A town in Norway has placed giant mirrors on top of the hills surrounding it, to beam light into the valley in the dark winter months.
Rjukan, a town of 3500 people situated 160 kilometres west of the capital Oslo, is encircled by steep forested hillsides and cut off from direct sunlight for six months of the year.
The authorities therefore decided to put three mirrors on top of the hills which have been positioned to reflect a 600-square-metre patch of light onto the town square.
“We think it will mean more activities in town, especially in autumn and wintertime,” said Karin Roe, head of the town’s tourist office. “People will be out more.”
The mirrors are controlled by a computer to follow the path of the sun, adjusting to the best angle to catch the rays and reflect them onto the centre of the town.

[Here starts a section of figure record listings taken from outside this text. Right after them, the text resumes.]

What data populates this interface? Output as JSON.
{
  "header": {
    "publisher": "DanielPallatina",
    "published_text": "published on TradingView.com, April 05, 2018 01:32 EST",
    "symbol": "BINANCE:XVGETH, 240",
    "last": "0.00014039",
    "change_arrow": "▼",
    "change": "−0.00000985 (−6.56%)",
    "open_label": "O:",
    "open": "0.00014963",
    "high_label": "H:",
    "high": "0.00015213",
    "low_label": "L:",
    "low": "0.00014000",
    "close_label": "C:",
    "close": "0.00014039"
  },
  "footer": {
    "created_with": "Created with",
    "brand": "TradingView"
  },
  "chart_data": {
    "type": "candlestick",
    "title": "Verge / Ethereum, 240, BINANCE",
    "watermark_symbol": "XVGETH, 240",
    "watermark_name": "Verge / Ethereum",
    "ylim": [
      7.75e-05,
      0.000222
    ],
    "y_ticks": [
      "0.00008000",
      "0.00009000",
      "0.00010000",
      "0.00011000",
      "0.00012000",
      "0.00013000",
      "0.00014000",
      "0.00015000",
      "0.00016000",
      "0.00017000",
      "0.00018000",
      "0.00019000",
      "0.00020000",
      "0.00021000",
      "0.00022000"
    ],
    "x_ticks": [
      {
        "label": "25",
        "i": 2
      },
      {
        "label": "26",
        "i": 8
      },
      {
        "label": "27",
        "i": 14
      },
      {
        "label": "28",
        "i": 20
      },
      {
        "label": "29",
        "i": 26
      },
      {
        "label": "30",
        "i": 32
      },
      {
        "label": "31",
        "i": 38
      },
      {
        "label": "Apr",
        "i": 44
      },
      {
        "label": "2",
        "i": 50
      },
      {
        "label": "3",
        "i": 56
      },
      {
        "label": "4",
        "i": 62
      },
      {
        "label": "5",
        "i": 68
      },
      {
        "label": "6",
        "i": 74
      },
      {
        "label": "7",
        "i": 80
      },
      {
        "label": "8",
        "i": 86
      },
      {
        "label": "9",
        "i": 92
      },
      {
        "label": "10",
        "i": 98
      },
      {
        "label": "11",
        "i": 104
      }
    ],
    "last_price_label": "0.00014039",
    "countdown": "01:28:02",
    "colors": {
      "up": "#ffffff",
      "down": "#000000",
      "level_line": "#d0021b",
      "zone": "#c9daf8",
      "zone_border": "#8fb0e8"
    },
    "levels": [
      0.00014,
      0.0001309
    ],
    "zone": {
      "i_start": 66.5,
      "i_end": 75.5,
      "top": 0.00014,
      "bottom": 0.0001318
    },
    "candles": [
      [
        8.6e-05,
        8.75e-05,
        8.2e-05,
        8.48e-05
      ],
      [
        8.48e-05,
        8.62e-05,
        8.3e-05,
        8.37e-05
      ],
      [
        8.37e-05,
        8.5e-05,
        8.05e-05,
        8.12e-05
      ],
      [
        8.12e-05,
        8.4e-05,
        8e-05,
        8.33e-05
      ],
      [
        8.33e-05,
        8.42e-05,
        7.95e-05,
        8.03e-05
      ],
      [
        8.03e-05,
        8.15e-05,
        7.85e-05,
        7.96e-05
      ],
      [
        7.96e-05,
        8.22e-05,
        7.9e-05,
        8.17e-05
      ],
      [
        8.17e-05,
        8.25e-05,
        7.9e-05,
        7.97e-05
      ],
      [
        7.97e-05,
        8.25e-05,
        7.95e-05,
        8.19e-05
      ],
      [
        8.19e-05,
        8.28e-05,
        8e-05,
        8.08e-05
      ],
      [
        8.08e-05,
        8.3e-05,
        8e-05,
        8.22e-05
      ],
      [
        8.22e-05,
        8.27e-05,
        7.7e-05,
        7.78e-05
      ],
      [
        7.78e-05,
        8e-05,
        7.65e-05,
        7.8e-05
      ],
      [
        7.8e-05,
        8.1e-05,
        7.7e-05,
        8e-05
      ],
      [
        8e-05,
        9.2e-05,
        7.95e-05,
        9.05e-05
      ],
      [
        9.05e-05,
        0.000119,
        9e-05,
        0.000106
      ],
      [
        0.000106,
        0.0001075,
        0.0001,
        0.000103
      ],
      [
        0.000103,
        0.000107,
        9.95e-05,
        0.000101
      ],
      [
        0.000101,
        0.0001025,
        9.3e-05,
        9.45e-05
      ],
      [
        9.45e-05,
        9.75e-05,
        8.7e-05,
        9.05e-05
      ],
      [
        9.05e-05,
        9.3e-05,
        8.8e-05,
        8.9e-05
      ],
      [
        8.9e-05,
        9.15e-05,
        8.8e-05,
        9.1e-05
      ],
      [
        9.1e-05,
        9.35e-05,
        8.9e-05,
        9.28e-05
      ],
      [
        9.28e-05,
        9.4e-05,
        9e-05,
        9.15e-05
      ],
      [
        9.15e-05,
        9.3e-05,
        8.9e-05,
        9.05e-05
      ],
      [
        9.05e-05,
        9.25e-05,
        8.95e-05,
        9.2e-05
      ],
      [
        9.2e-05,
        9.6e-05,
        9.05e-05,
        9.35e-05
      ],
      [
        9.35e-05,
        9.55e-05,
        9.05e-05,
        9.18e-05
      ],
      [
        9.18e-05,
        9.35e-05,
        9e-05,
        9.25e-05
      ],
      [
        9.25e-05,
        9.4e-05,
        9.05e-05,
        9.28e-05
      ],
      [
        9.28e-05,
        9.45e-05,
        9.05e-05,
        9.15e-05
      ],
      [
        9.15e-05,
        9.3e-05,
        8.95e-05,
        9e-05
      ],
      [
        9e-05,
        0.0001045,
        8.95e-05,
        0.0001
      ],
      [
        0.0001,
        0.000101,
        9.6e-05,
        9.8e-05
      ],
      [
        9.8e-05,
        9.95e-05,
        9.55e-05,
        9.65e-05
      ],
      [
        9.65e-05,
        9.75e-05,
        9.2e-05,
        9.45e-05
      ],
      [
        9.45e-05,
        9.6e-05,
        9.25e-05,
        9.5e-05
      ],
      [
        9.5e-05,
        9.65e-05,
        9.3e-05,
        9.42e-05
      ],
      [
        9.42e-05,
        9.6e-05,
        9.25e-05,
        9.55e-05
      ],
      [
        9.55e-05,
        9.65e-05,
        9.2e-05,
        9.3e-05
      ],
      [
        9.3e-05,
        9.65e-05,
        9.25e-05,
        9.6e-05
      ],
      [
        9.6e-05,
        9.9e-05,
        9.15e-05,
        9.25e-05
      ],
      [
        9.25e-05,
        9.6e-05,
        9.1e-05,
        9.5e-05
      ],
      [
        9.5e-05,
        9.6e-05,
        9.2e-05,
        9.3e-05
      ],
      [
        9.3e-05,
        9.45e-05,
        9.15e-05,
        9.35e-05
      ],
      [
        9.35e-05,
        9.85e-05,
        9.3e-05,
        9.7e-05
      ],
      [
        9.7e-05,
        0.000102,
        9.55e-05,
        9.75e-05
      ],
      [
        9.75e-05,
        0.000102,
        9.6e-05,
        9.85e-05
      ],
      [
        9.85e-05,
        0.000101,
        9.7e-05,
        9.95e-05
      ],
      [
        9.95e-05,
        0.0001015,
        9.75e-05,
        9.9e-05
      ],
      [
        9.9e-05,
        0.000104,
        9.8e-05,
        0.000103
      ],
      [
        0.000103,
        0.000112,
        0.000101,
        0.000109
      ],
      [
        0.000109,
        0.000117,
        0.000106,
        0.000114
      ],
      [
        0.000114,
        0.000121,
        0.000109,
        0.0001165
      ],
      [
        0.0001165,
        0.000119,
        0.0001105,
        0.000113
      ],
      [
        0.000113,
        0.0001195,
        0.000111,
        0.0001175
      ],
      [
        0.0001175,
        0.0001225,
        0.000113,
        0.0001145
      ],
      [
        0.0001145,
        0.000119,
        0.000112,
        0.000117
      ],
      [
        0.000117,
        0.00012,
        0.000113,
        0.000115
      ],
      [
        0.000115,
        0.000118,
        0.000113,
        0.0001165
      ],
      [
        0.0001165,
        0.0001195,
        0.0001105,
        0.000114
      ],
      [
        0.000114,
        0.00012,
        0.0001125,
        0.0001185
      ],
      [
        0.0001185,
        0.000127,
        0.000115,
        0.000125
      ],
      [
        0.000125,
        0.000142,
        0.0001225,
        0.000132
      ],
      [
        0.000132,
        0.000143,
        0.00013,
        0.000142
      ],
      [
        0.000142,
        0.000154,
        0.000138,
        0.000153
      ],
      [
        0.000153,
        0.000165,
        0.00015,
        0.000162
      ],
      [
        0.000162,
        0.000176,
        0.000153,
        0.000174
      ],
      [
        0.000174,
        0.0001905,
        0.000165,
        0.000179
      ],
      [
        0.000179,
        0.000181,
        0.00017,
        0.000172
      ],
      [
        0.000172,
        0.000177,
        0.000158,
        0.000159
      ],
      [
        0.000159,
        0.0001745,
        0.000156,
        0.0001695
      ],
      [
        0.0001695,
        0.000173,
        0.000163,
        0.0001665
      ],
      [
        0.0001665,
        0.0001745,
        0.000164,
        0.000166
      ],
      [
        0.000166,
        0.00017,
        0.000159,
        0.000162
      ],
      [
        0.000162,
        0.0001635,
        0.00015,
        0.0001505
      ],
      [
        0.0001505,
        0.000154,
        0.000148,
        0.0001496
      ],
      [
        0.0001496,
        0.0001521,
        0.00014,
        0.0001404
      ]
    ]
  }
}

The idea was first floated 100 years ago by Sam Eyde, an industrialist and the town’s founder, but was only made possible with modern technology.
In 1928 his successor built a cable car to the top of the nearby mountain so that residents could appreciate some sunlight.
But it wasn’t until this year that the scheme was completed, with helicopters hoisting the mirrors 458 metres above the town to launch the 5 million krone ($878,300) scheme.
A similar project was completed in Italy in 2006, with Viganella installing mirrors on the hills above their village.